Invited ICDT Lecture

We are very pleased to announce the invited ICDT2023 tutorial speaker.


Subgraph counting and graph orientations: the gift that keeps on giving
by Seshadhri Comandur

Abstract: Subgraph counting is a fundamental problem that spans many areas in computer science: database theory, logic, network science, data mining, and complexity theory. Given a large input graph G and a small pattern graph H, we wish to count the number of occurrences of H in G. In recent times, there has been a resurgence on using an old (maybe overlooked?) technique of orienting the edges of G and H, and then using a combination of brute-force enumeration and dynamic programming. The practical performance of these algorithms is surprisingly good, and the algorithms actually have provable running time bounds. These orientation techniques appear to give the best of both worlds. There is a rigorous theoretical explanation behind these techniques, and they also have excellent empirical behavior (on large real-world graphs). Time and again, graph orientations help solve subgraph counting problems in various computational models, be it sampling, streaming, distributed, etc. My talk will be about the graph orientation technique and how it seems to keep on giving.

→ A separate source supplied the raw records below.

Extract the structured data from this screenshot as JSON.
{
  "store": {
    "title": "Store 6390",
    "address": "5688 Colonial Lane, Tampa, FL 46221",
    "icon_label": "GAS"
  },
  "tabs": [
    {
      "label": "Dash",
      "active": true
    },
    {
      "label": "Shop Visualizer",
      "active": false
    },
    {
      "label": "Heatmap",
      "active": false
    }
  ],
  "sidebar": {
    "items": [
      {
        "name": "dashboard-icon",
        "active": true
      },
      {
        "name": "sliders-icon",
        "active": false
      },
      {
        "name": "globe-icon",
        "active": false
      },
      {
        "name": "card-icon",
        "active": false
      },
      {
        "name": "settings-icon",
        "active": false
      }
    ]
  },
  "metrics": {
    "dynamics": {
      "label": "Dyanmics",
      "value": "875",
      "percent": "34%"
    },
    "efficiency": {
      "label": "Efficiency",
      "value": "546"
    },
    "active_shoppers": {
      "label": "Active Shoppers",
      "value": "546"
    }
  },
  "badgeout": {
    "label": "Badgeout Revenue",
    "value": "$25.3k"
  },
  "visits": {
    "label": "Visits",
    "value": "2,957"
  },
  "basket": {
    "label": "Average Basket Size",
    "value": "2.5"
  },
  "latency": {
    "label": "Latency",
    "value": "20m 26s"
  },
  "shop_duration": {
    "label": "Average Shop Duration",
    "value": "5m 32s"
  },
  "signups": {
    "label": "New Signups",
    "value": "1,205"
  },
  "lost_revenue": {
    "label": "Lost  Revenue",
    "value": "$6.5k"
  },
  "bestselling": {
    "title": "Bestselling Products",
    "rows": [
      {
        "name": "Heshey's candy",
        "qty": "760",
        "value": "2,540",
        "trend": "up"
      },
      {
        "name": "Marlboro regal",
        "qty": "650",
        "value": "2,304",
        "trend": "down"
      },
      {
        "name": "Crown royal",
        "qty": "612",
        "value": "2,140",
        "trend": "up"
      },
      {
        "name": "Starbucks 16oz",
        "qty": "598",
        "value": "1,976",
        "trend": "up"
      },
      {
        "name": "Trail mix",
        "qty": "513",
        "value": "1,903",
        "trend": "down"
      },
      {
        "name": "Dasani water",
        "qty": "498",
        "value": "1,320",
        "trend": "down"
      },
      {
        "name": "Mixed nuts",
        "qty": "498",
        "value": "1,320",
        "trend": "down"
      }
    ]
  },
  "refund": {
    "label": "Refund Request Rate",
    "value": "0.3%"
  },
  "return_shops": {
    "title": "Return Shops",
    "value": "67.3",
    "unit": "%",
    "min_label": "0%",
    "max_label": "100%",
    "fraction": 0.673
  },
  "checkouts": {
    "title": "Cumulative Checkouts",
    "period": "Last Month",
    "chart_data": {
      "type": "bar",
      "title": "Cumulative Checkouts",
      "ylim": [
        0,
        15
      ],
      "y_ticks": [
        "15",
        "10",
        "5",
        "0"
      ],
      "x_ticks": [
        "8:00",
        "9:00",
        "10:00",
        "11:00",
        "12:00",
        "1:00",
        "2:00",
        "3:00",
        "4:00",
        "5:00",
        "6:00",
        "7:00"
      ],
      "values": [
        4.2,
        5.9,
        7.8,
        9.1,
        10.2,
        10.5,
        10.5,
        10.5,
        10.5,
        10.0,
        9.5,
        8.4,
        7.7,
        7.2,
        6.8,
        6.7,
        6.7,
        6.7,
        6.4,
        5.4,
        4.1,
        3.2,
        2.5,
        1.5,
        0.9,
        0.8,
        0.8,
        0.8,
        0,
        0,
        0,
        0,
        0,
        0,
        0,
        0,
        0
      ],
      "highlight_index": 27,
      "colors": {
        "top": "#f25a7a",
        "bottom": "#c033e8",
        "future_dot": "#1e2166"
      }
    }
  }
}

C. Seshadhri C. Seshadhri (Sesh) is a professor of Computer Science at the University of California, Santa Cruz. Prior to joining UCSC, he was a researcher at Sandia National Labs, Livermore in the Information Security Sciences department, during 2010-2014. His primary interest is in mathematical foundations of big data, especially modeling and algorithms. By and large, Sesh works at the boundary of theoretical computer science (TCS) and data mining. His work spans many areas: sublinear algorithms, graph algorithms, graph modeling, scalable computation, and data mining. In the theory world, his work has resolved numerous open problems in monotonicity testing and graph property testing. A number of his papers in the interface of TCS and applied algorithms have received paper awards at KDD, WWW, ICDM, SDM, and WSDM. He received the 2019 SDM/IBM Early Career Award for Excellence in Data Analytics. Sesh got his Ph.D from Princeton University and spent two years as a postdoc in IBM Almaden Labs.